By Marissa Blake | January 08, 2026
Slow Cooker Chicken and Black Beans for Snow Days

There’s something magical about the first real snowfall of the year—especially when you’re standing at the kitchen window watching fat flakes drift past while dinner quietly simmers away in the slow cooker. I developed this Slow Cooker Chicken and Black Beans for Snow Days recipe after a particularly epic nor’easter stranded us at home for three days straight. The pantry was lean, the kids were restless, and the grocery delivery slots were booked solid for a week. I needed something that felt like a warm hug, used staples I always keep on hand, and—most importantly—required zero babysitting once the lid went on.

Fast-forward to today and this dish has become our family’s official “snow day anthem.” The chicken emerges spoon-tender, the black beans turn velvety, and the house fills with a smoky, cumin-laced aroma that makes even the most determined sled-resisters drift toward the kitchen. It’s the kind of meal that buys you precious hours—hours you can spend building blanket forts, perfecting hot-cocoa ratios, or simply watching the storm roll by without worrying about what’s for dinner.

Why This Recipe Works

  • Dump-and-done convenience: Ten minutes of morning prep yields dinner at dusk—no browning, no extra pans, no fuss.
  • Pantry-powered: Every ingredient is shelf-stable or freezer-friendly, so you can shop once and eat all winter.
  • Protein & fiber powerhouse: 40 g of lean protein and 17 g of fiber keep hanger at bay during marathon snow-shoveling sessions.
  • Customizable heat: Dial the chipotle up or down so toddlers and spice-fiends alike are happy.
  • Freezer hero: Leftovers freeze beautifully in single-serve blocks for the next storm—or Tuesday.
  • One-pot wonder: The slow cooker insert is the only vessel that needs washing, leaving more time for Netflix marathons.

Ingredients You'll Need

Ingredients

Before we talk technique, let’s talk ingredients—because the quality of your staples matters even in a slow cooker. The beauty of this recipe is that every component is either shelf-stable or freezer-friendly, so you can stock up once and coast through the season.
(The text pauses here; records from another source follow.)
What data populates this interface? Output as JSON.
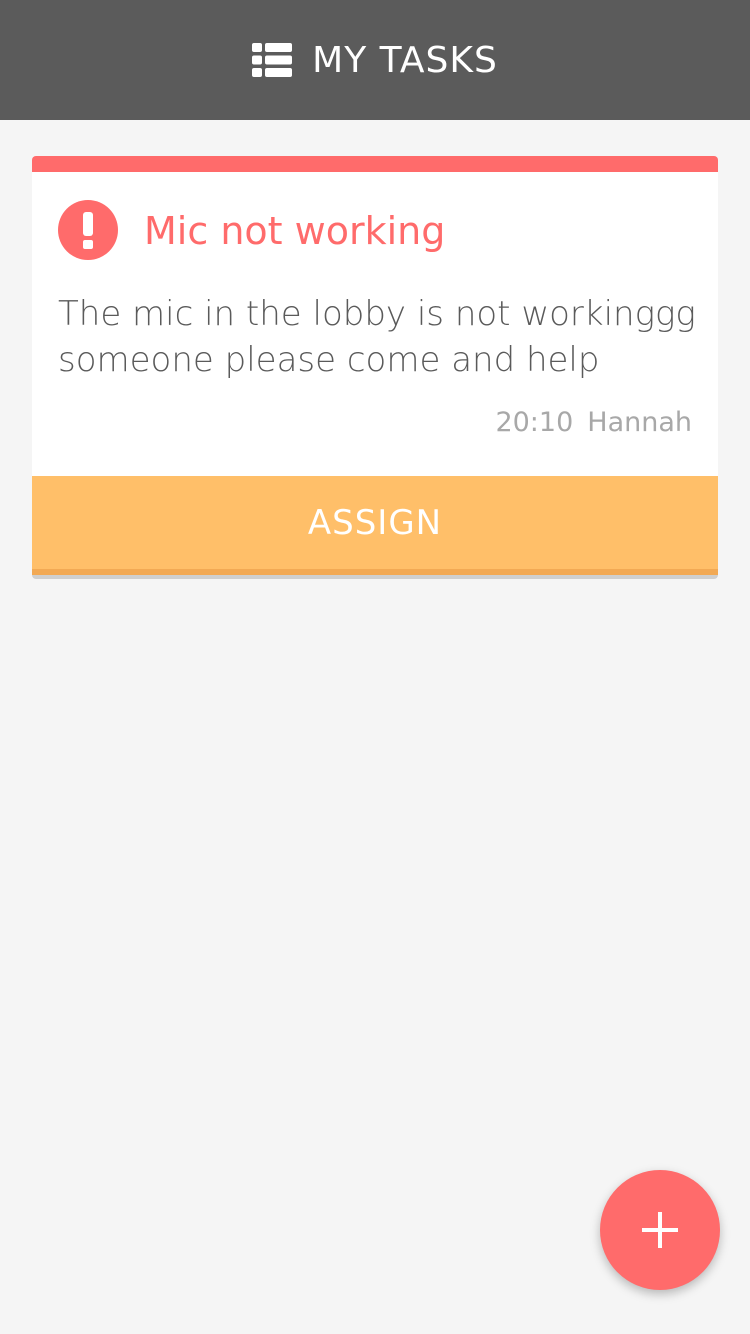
{
  "header": {
    "title": "MY TASKS",
    "icon": "list-icon"
  },
  "task": {
    "status_icon": "exclamation-icon",
    "title": "Mic not working",
    "description": "The mic in the lobby is not workinggg someone please come and help",
    "time": "20:10",
    "author": "Hannah",
    "assign_label": "ASSIGN"
  },
  "fab": {
    "icon": "plus-icon"
  },
  "colors": {
    "header": "#5b5b5b",
    "accent_red": "#ff6b6b",
    "assign_orange": "#ffbf69",
    "background": "#f5f5f5"
  }
}
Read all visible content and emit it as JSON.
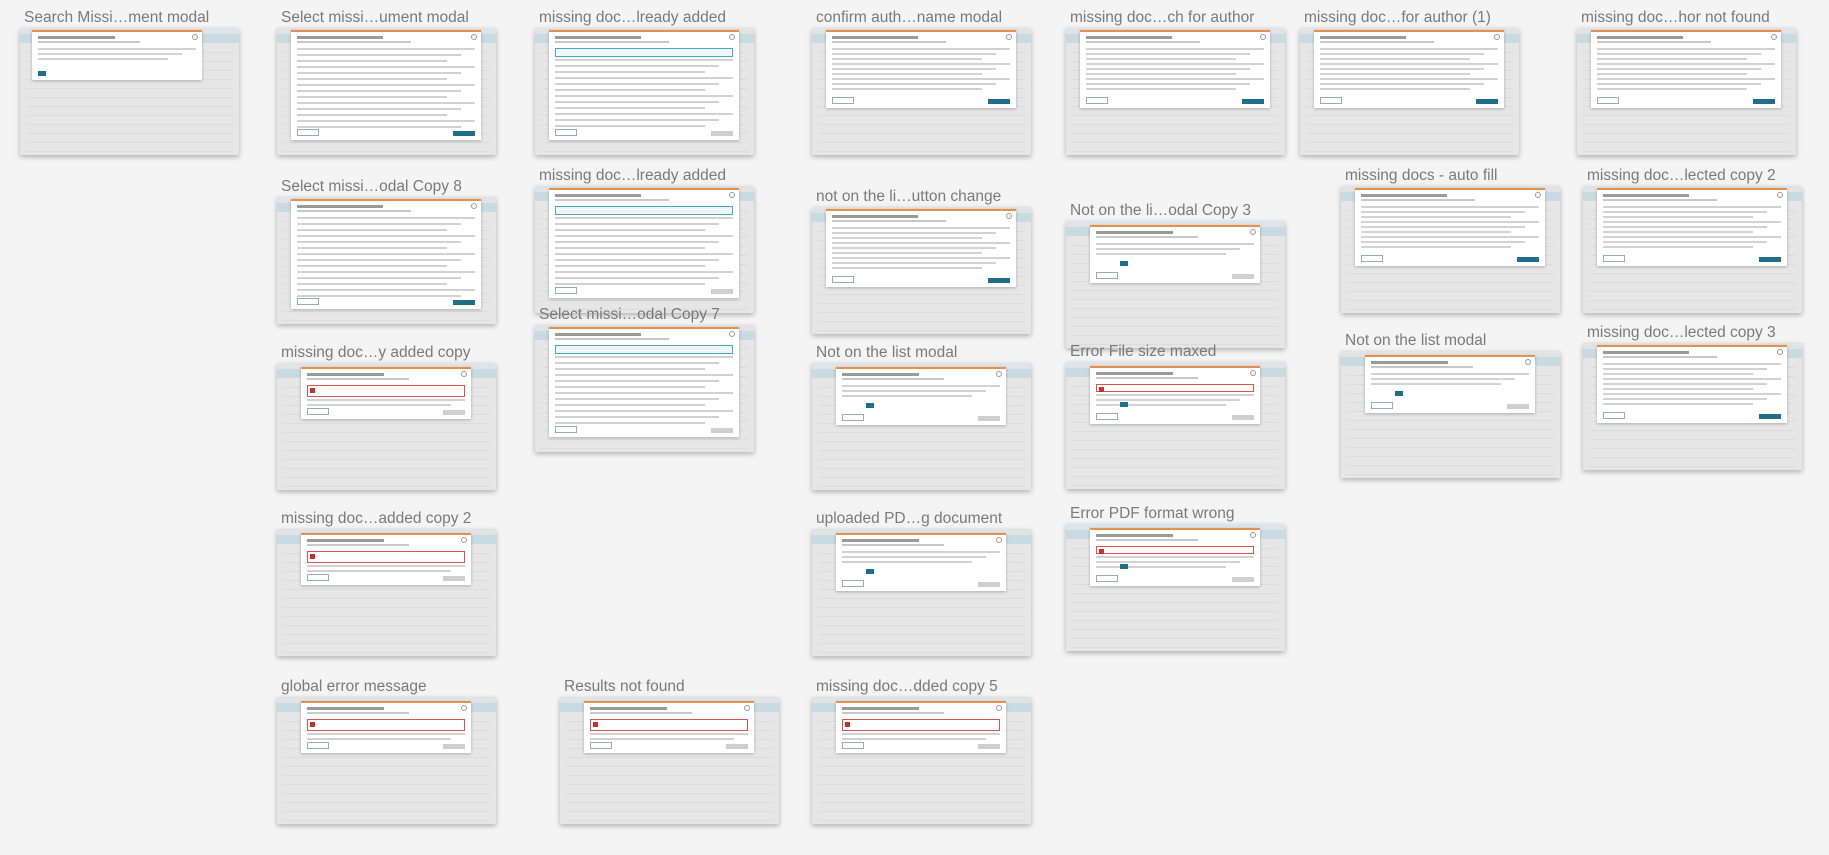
{
  "artboards": [
    {
      "name": "Search Missi…ment modal",
      "variant": "search"
    },
    {
      "name": "Select missi…ument modal",
      "variant": "table"
    },
    {
      "name": "missing doc…lready added",
      "variant": "table-info"
    },
    {
      "name": "confirm auth…name modal",
      "variant": "confirm"
    },
    {
      "name": "missing doc…ch for author",
      "variant": "author"
    },
    {
      "name": "missing doc…for author (1)",
      "variant": "author"
    },
    {
      "name": "missing doc…hor not found",
      "variant": "author"
    },
    {
      "name": "Select missi…odal Copy 8",
      "variant": "table"
    },
    {
      "name": "missing doc…lready added",
      "variant": "table-info"
    },
    {
      "name": "not on the li…utton change",
      "variant": "confirm"
    },
    {
      "name": "Not on the li…odal Copy 3",
      "variant": "upload"
    },
    {
      "name": "missing docs - auto fill",
      "variant": "author"
    },
    {
      "name": "missing doc…lected copy 2",
      "variant": "author"
    },
    {
      "name": "missing doc…y added copy",
      "variant": "error"
    },
    {
      "name": "Select missi…odal Copy 7",
      "variant": "table-info"
    },
    {
      "name": "Not on the list modal",
      "variant": "upload"
    },
    {
      "name": "Error File size maxed",
      "variant": "upload-error"
    },
    {
      "name": "Not on the list modal",
      "variant": "upload"
    },
    {
      "name": "missing doc…lected copy 3",
      "variant": "author"
    },
    {
      "name": "missing doc…added copy 2",
      "variant": "error"
    },
    {
      "name": "uploaded PD…g document",
      "variant": "upload"
    },
    {
      "name": "Error PDF format wrong",
      "variant": "upload-error"
    },
    {
      "name": "global error message",
      "variant": "error"
    },
    {
      "name": "Results not found",
      "variant": "error"
    },
    {
      "name": "missing doc…dded copy 5",
      "variant": "error"
    }
  ]
}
Chicken thighs: I specify boneless, skinless thighs because they stay juicy through the long cook time. If you only have breasts on hand, that’s fine—nestle them in whole and shred at the end, but start checking for doneness at 5 hours on low. Frozen thighs work; simply separate them under cool tap water for 30 seconds so they don’t cook into a block.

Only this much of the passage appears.